Only three people were arrested during a mostly peaceful rally on Saturday as twenty thousand people filled the streets of central Sydney to protest against death of Aboriginal people in police custody.
Pleas from the prime minister and New South Wales government against risking the potential spread of the Wuhan coronavirus, or CCP virus, did not stop tens of thousands of people joining the rally on June 6, which was authorised at the eleventh-hour by the state’s Court of Appeal.
Protests were sparked by the death of black American George Floyd, who died on May 25 while being arrested by police in Minnesota.
The event called for an end to black deaths in custody in Australia.
The mother of 26-year-old David Dungay, who died at Long Bay jail hospital in November 2015, was one of the guest speakers.
The family alleged that justice has yet to be served in Dungay’s case after the coroner found that the conduct of the five guards and a nurse, Charles Xu, involved in restraining Dungay before his death was “not motivated by malicious intent” but “limited by systemic efficiencies in training,” which need to be addressed. Dungay also suffered from diabetes and schizophrenia.
The coroner recommended that the Board of Nursing review Xu’s administration of the sedative.
Dungay’s final words mirrored those of Floyd: “I can’t breathe.”
NSW Police charged two people at Town Hall Railway station on their way to the rally, according to a police statement. Two men, aged 15 and 23, were allegedly involved in a physical altercation with police, resulting in the eldest being tasered and arrested. He was later charged with affray. The 15-year-old was charged with a youth caution.
Around 6 p.m. as police attempted to move people through the station after the rally, some people allegedly became aggressive, with a 21-year-old man accused of becoming violent. Officers from the riot squad attempted to remove him and a struggle broke out, NSW Police said in a statement on June 7.
The 21-year-old Mount Druitt man was arrested and charged with offensive behavior and resisting police.
Acting NSW Police Commissioner Mal Lanyon confirmed in a press conference that pepper spray was deployed by officers following allegedly unlawful behavior by “a number of individuals.”
Cops pepper spraying peaceful BLM protesters at Central Station pic.twitter.com/gV6FolX7Cz
— Brown Elaine | عائشة (@vomspot) June 6, 2020
Police are investigating the incident where five people needed treatment from pepper spray. In the same clash, a police officer was struck in the face and is also receiving treatment.
“The officer is being treated, he has a sore face today … police are not punching bags and don’t deserve this to happen,” Lanyon said.
At the press conference, a reporter pointed out that some hatred and foul language were directed at police.
“… It’s worth understanding that at any of these types of protests there will be groups of people who seek to pursue interests that are contrary to the rest of the protest group,” Lanyon responded.
“It’s incredibly disappointing people that would hold that position.”
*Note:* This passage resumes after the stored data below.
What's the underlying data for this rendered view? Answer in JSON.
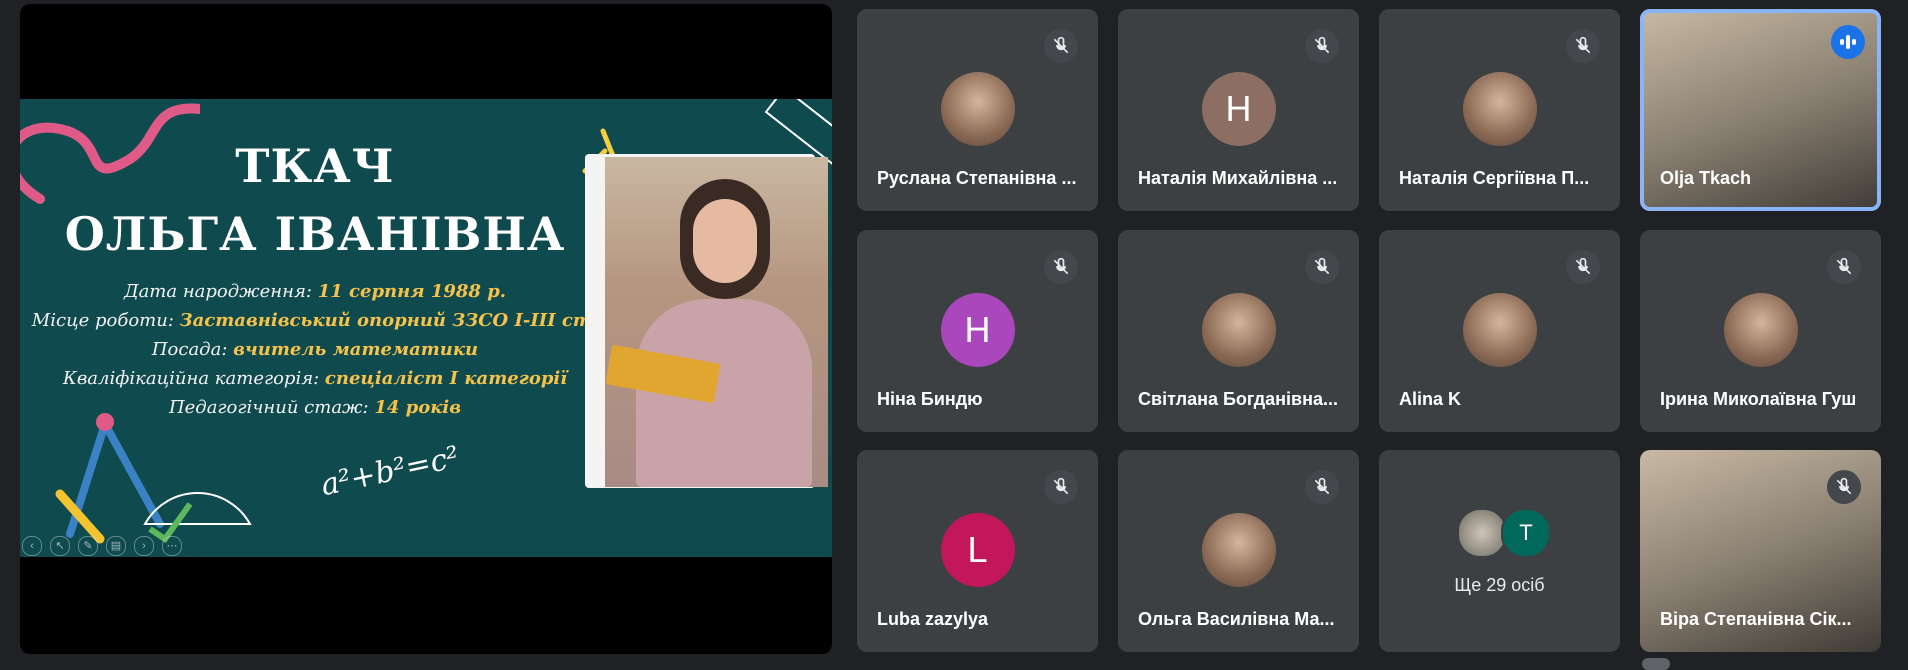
{
  "presentation": {
    "slide": {
      "surname": "ТКАЧ",
      "full_name": "ОЛЬГА ІВАНІВНА",
      "formula": "a²+b²=c²",
      "rows": [
        {
          "label": "Дата народження: ",
          "value": "11 серпня 1988 р."
        },
        {
          "label": "Місце роботи: ",
          "value": "Заставнівський опорний ЗЗСО І-ІІІ ст."
        },
        {
          "label": "Посада: ",
          "value": "вчитель математики"
        },
        {
          "label": "Кваліфікаційна категорія: ",
          "value": "спеціаліст І категорії"
        },
        {
          "label": "Педагогічний стаж: ",
          "value": "14 років"
        }
      ]
    }
  },
  "participants": [
    {
      "name": "Руслана Степанівна ...",
      "avatar_type": "photo",
      "muted": true
    },
    {
      "name": "Наталія Михайлівна ...",
      "avatar_type": "letter",
      "letter": "Н",
      "color": "#8d6e63",
      "muted": true
    },
    {
      "name": "Наталія Сергіївна П...",
      "avatar_type": "photo",
      "muted": true
    },
    {
      "name": "Olja Tkach",
      "avatar_type": "video",
      "muted": false,
      "speaking": true
    },
    {
      "name": "Ніна Биндю",
      "avatar_type": "letter",
      "letter": "Н",
      "color": "#ab47bc",
      "muted": true
    },
    {
      "name": "Світлана Богданівна...",
      "avatar_type": "photo",
      "muted": true
    },
    {
      "name": "Alina K",
      "avatar_type": "photo",
      "muted": true
    },
    {
      "name": "Ірина Миколаївна Гуш",
      "avatar_type": "photo",
      "muted": true
    },
    {
      "name": "Luba zazylya",
      "avatar_type": "letter",
      "letter": "L",
      "color": "#c2185b",
      "muted": true
    },
    {
      "name": "Ольга Василівна Ма...",
      "avatar_type": "photo",
      "muted": true
    },
    {
      "name": "",
      "avatar_type": "more",
      "more_label": "Ще 29 осіб",
      "more_letter": "T",
      "more_color": "#00695c"
    },
    {
      "name": "Віра Степанівна Сік...",
      "avatar_type": "video",
      "muted": true
    }
  ],
  "icons": {
    "mic_off": "mic-off-icon",
    "speaking": "audio-level-icon"
  }
}
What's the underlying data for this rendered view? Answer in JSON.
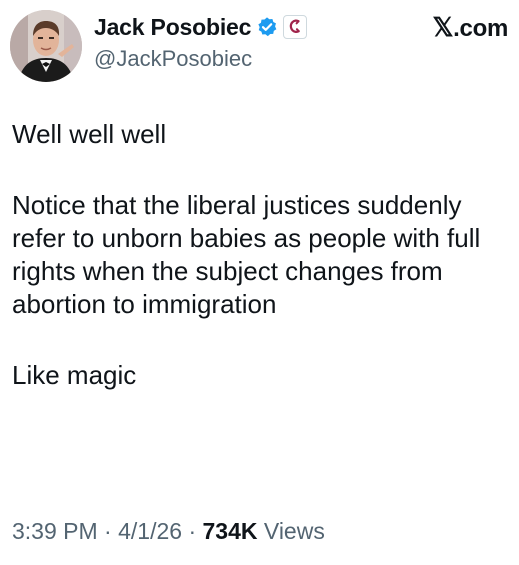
{
  "author": {
    "display_name": "Jack Posobiec",
    "handle": "@JackPosobiec",
    "avatar_icon": "profile-photo",
    "verified_icon": "verified-badge-icon",
    "affiliate_icon": "affiliate-badge-icon"
  },
  "brand": {
    "label": "X.com",
    "x_glyph": "𝕏",
    "rest": ".com"
  },
  "tweet": {
    "line1": "Well well well",
    "paragraph2": "Notice that the liberal justices suddenly refer to unborn babies as people with full rights when the subject changes from abortion to immigration",
    "line3": "Like magic"
  },
  "meta": {
    "time": "3:39 PM",
    "sep1": " · ",
    "date": "4/1/26",
    "sep2": " · ",
    "views_count": "734K",
    "views_label": " Views"
  },
  "colors": {
    "text": "#0f1419",
    "secondary": "#536471",
    "verified_blue": "#1d9bf0",
    "affiliate_accent": "#a0244b"
  }
}
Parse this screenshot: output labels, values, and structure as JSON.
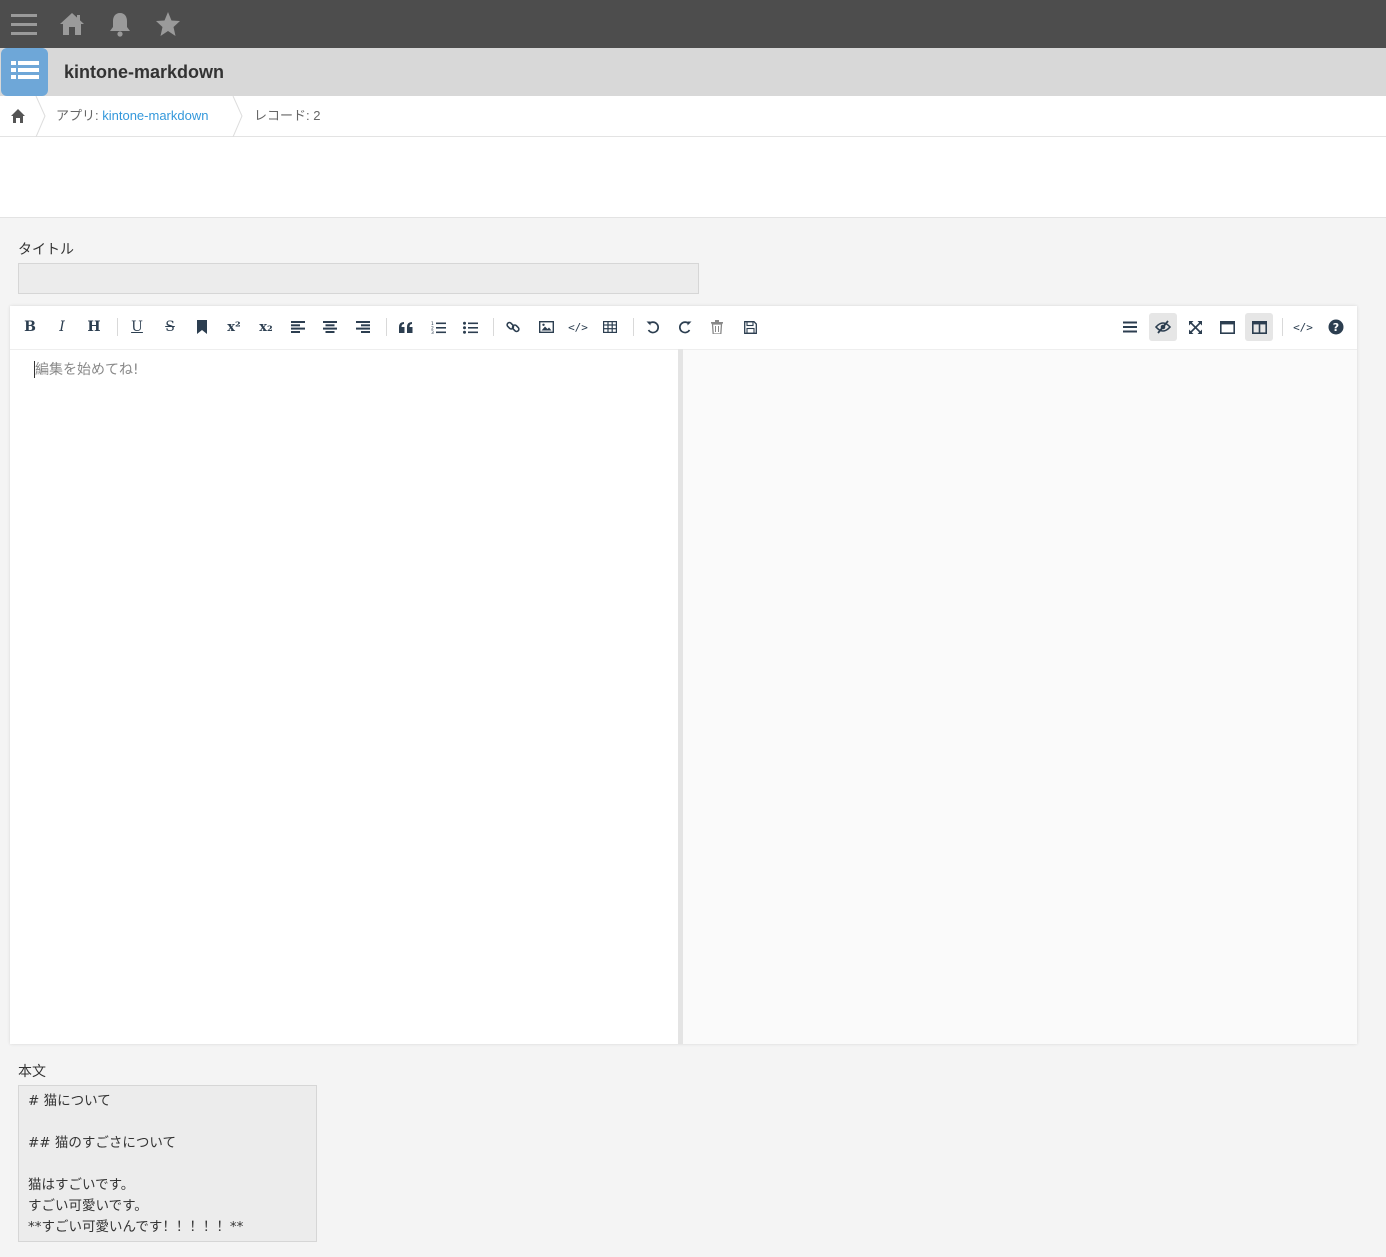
{
  "topbar": {
    "icons": [
      "menu-icon",
      "home-icon",
      "bell-icon",
      "star-icon"
    ]
  },
  "app": {
    "title": "kintone-markdown"
  },
  "breadcrumb": {
    "app_prefix": "アプリ: ",
    "app_name": "kintone-markdown",
    "record": "レコード: 2"
  },
  "fields": {
    "title_label": "タイトル",
    "title_value": "",
    "body_label": "本文",
    "body_lines": [
      "# 猫について",
      "",
      "## 猫のすごさについて",
      "",
      "猫はすごいです。",
      "すごい可愛いです。",
      "**すごい可愛いんです！！！！！**"
    ]
  },
  "editor": {
    "placeholder": "編集を始めてね!",
    "toolbar_left": [
      {
        "name": "bold",
        "label": "B"
      },
      {
        "name": "italic",
        "label": "I"
      },
      {
        "name": "heading",
        "label": "H"
      },
      {
        "name": "underline",
        "label": "U"
      },
      {
        "name": "strikethrough",
        "label": "S"
      },
      {
        "name": "mark",
        "label": ""
      },
      {
        "name": "superscript",
        "label": "x²"
      },
      {
        "name": "subscript",
        "label": "x₂"
      },
      {
        "name": "align-left",
        "label": ""
      },
      {
        "name": "align-center",
        "label": ""
      },
      {
        "name": "align-right",
        "label": ""
      },
      {
        "name": "quote",
        "label": ""
      },
      {
        "name": "ordered-list",
        "label": ""
      },
      {
        "name": "unordered-list",
        "label": ""
      },
      {
        "name": "link",
        "label": ""
      },
      {
        "name": "image",
        "label": ""
      },
      {
        "name": "code",
        "label": "</>"
      },
      {
        "name": "table",
        "label": ""
      },
      {
        "name": "undo",
        "label": ""
      },
      {
        "name": "redo",
        "label": ""
      },
      {
        "name": "trash",
        "label": ""
      },
      {
        "name": "save",
        "label": ""
      }
    ],
    "toolbar_right": [
      {
        "name": "navigation",
        "label": ""
      },
      {
        "name": "preview-toggle",
        "label": "",
        "active": true
      },
      {
        "name": "fullscreen",
        "label": ""
      },
      {
        "name": "read-mode",
        "label": ""
      },
      {
        "name": "subfield",
        "label": "",
        "active": true
      },
      {
        "name": "html-code",
        "label": "</>"
      },
      {
        "name": "help",
        "label": "?"
      }
    ]
  },
  "colors": {
    "topbar": "#4d4d4d",
    "appbar": "#d8d8d8",
    "app_icon": "#6ea7d8",
    "link": "#3498db"
  }
}
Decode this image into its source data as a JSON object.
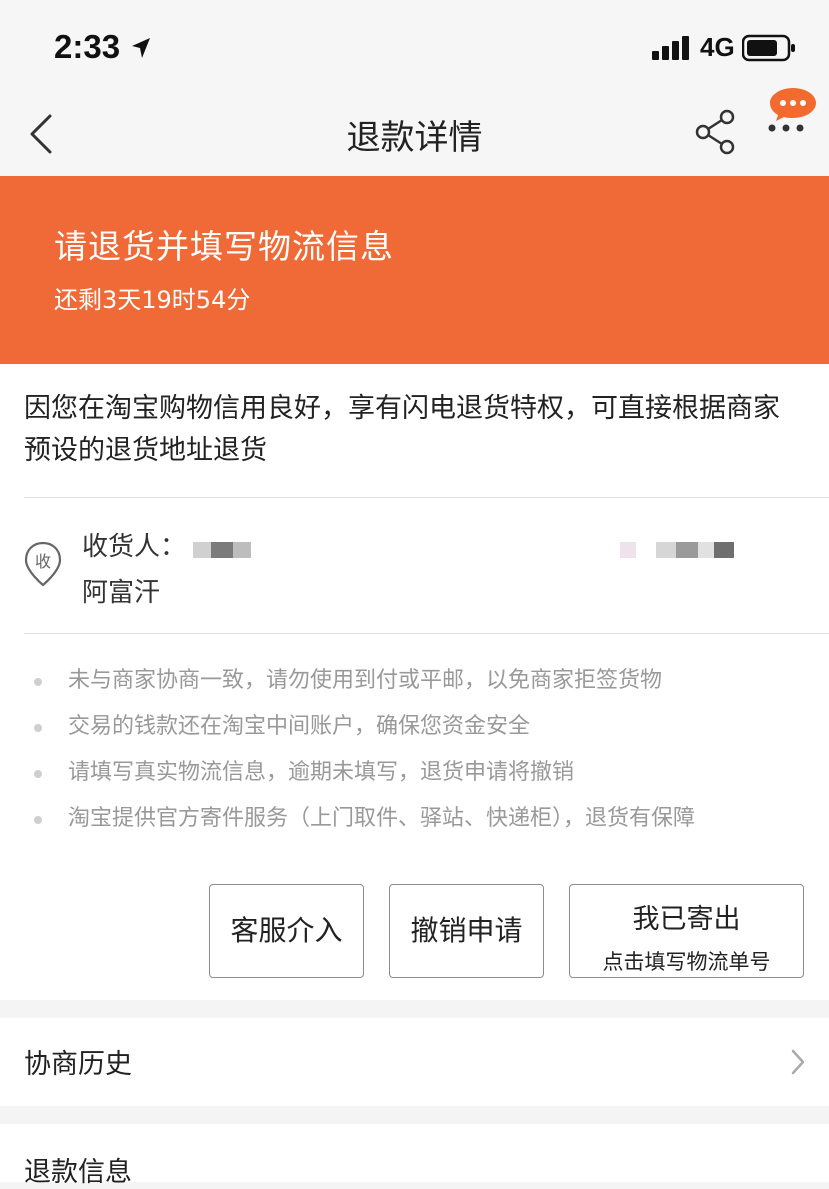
{
  "status_bar": {
    "time": "2:33",
    "network": "4G"
  },
  "nav": {
    "title": "退款详情"
  },
  "banner": {
    "title": "请退货并填写物流信息",
    "countdown": "还剩3天19时54分",
    "color": "#ef6a37"
  },
  "card": {
    "privilege_text": "因您在淘宝购物信用良好，享有闪电退货特权，可直接根据商家预设的退货地址退货",
    "receive_icon_char": "收",
    "receiver_label": "收货人：",
    "receiver_name": "阿富汗",
    "tips": [
      "未与商家协商一致，请勿使用到付或平邮，以免商家拒签货物",
      "交易的钱款还在淘宝中间账户，确保您资金安全",
      "请填写真实物流信息，逾期未填写，退货申请将撤销",
      "淘宝提供官方寄件服务（上门取件、驿站、快递柜），退货有保障"
    ],
    "buttons": {
      "customer_service": "客服介入",
      "cancel_request": "撤销申请",
      "shipped_title": "我已寄出",
      "shipped_subtitle": "点击填写物流单号"
    }
  },
  "rows": {
    "history": "协商历史",
    "refund_info": "退款信息"
  },
  "icons": [
    "location-arrow-icon",
    "signal-icon",
    "battery-icon",
    "back-icon",
    "share-icon",
    "message-bubble-icon",
    "more-icon",
    "receive-icon",
    "chevron-right-icon"
  ]
}
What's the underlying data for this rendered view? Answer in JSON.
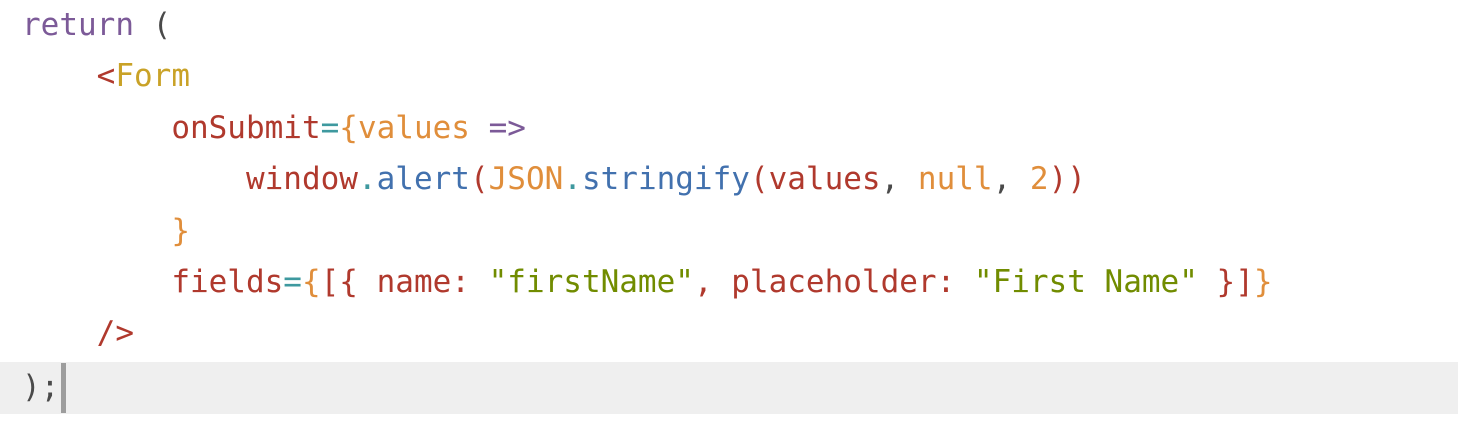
{
  "editor": {
    "lines": [
      {
        "tokens": [
          {
            "text": "return",
            "kind": "keyword"
          },
          {
            "text": " ",
            "kind": "space"
          },
          {
            "text": "(",
            "kind": "punctuation"
          }
        ]
      },
      {
        "tokens": [
          {
            "text": "    ",
            "kind": "indent"
          },
          {
            "text": "<",
            "kind": "tag-bracket"
          },
          {
            "text": "Form",
            "kind": "tag-name"
          }
        ]
      },
      {
        "tokens": [
          {
            "text": "        ",
            "kind": "indent"
          },
          {
            "text": "onSubmit",
            "kind": "attribute"
          },
          {
            "text": "=",
            "kind": "operator"
          },
          {
            "text": "{",
            "kind": "brace"
          },
          {
            "text": "values",
            "kind": "parameter"
          },
          {
            "text": " ",
            "kind": "space"
          },
          {
            "text": "=>",
            "kind": "arrow"
          }
        ]
      },
      {
        "tokens": [
          {
            "text": "            ",
            "kind": "indent"
          },
          {
            "text": "window",
            "kind": "variable"
          },
          {
            "text": ".",
            "kind": "dot"
          },
          {
            "text": "alert",
            "kind": "method"
          },
          {
            "text": "(",
            "kind": "paren"
          },
          {
            "text": "JSON",
            "kind": "builtin"
          },
          {
            "text": ".",
            "kind": "dot"
          },
          {
            "text": "stringify",
            "kind": "method"
          },
          {
            "text": "(",
            "kind": "paren"
          },
          {
            "text": "values",
            "kind": "variable"
          },
          {
            "text": ", ",
            "kind": "comma"
          },
          {
            "text": "null",
            "kind": "literal"
          },
          {
            "text": ", ",
            "kind": "comma"
          },
          {
            "text": "2",
            "kind": "number"
          },
          {
            "text": "))",
            "kind": "paren"
          }
        ]
      },
      {
        "tokens": [
          {
            "text": "        ",
            "kind": "indent"
          },
          {
            "text": "}",
            "kind": "brace"
          }
        ]
      },
      {
        "tokens": [
          {
            "text": "        ",
            "kind": "indent"
          },
          {
            "text": "fields",
            "kind": "attribute"
          },
          {
            "text": "=",
            "kind": "operator"
          },
          {
            "text": "{",
            "kind": "brace"
          },
          {
            "text": "[{ ",
            "kind": "object-punct"
          },
          {
            "text": "name",
            "kind": "property"
          },
          {
            "text": ": ",
            "kind": "object-punct"
          },
          {
            "text": "\"firstName\"",
            "kind": "string"
          },
          {
            "text": ", ",
            "kind": "object-punct"
          },
          {
            "text": "placeholder",
            "kind": "property"
          },
          {
            "text": ": ",
            "kind": "object-punct"
          },
          {
            "text": "\"First Name\"",
            "kind": "string"
          },
          {
            "text": " }]",
            "kind": "object-punct"
          },
          {
            "text": "}",
            "kind": "brace"
          }
        ]
      },
      {
        "tokens": [
          {
            "text": "    ",
            "kind": "indent"
          },
          {
            "text": "/>",
            "kind": "tag-close"
          }
        ]
      },
      {
        "tokens": [
          {
            "text": ");",
            "kind": "punctuation"
          }
        ],
        "active": true
      }
    ]
  },
  "colors": {
    "keyword": "#7c5a98",
    "punctuation": "#4a4a4a",
    "tag-bracket": "#b0392d",
    "tag-name": "#c9a227",
    "attribute": "#b0392d",
    "operator": "#3e999f",
    "brace": "#e08e3b",
    "parameter": "#e08e3b",
    "arrow": "#7c5a98",
    "variable": "#b0392d",
    "dot": "#3e999f",
    "method": "#4271ae",
    "paren": "#b0392d",
    "builtin": "#e08e3b",
    "comma": "#4a4a4a",
    "literal": "#e08e3b",
    "number": "#e08e3b",
    "object-punct": "#b0392d",
    "property": "#b0392d",
    "string": "#718c00",
    "tag-close": "#b0392d",
    "indent": "#4a4a4a",
    "space": "#4a4a4a",
    "active-line-bg": "#efefef",
    "caret": "#9d9d9d"
  }
}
Lanyon says he certainly believes that there are people who attend protests with an interest to incite police and try to cause violence.
Despite a few incidents, Assistant Commissioner Mick Willing said in a statement on June 7 that his commanders reported that the protests were “essentially peaceful.”
“Some 20,000 protesters turned out in Sydney today, and to only have three arrested is a really positive result,” Assistant Commissioner Willing said.
At 4:32 p.m., demonstrators knelt en masse in Sydney’s Belmore Park and held up their fists. They were acknowledging the 432 Aboriginal people who have died in police custody since 1991—an average of 15 deaths each year.
The NSW government applied to the Supreme Court to ban the protest, and the court ruled on June 5 in the government’s favour. But the appeals court overturned the decision, authorizing the public assembly just 15 minutes before the 3 p.m. start time on June 6.
Liberal Party MP Jason Faliniski has been critical of the authorisation to allow the protest to go ahead, saying on Twitter, “Before you can have equality, you must have equality before the law. You can’t apply health orders to weddings, funerals, and ANZAC Day, but not to protests. Otherwise, you can’t have equality.”
Demonstrations also took place on June 7 in Newcastle, Byron Bay, Lismore, Coffs Harbour, Port Macquarie, Wyong, Wagga Wagga, and Broken Hill.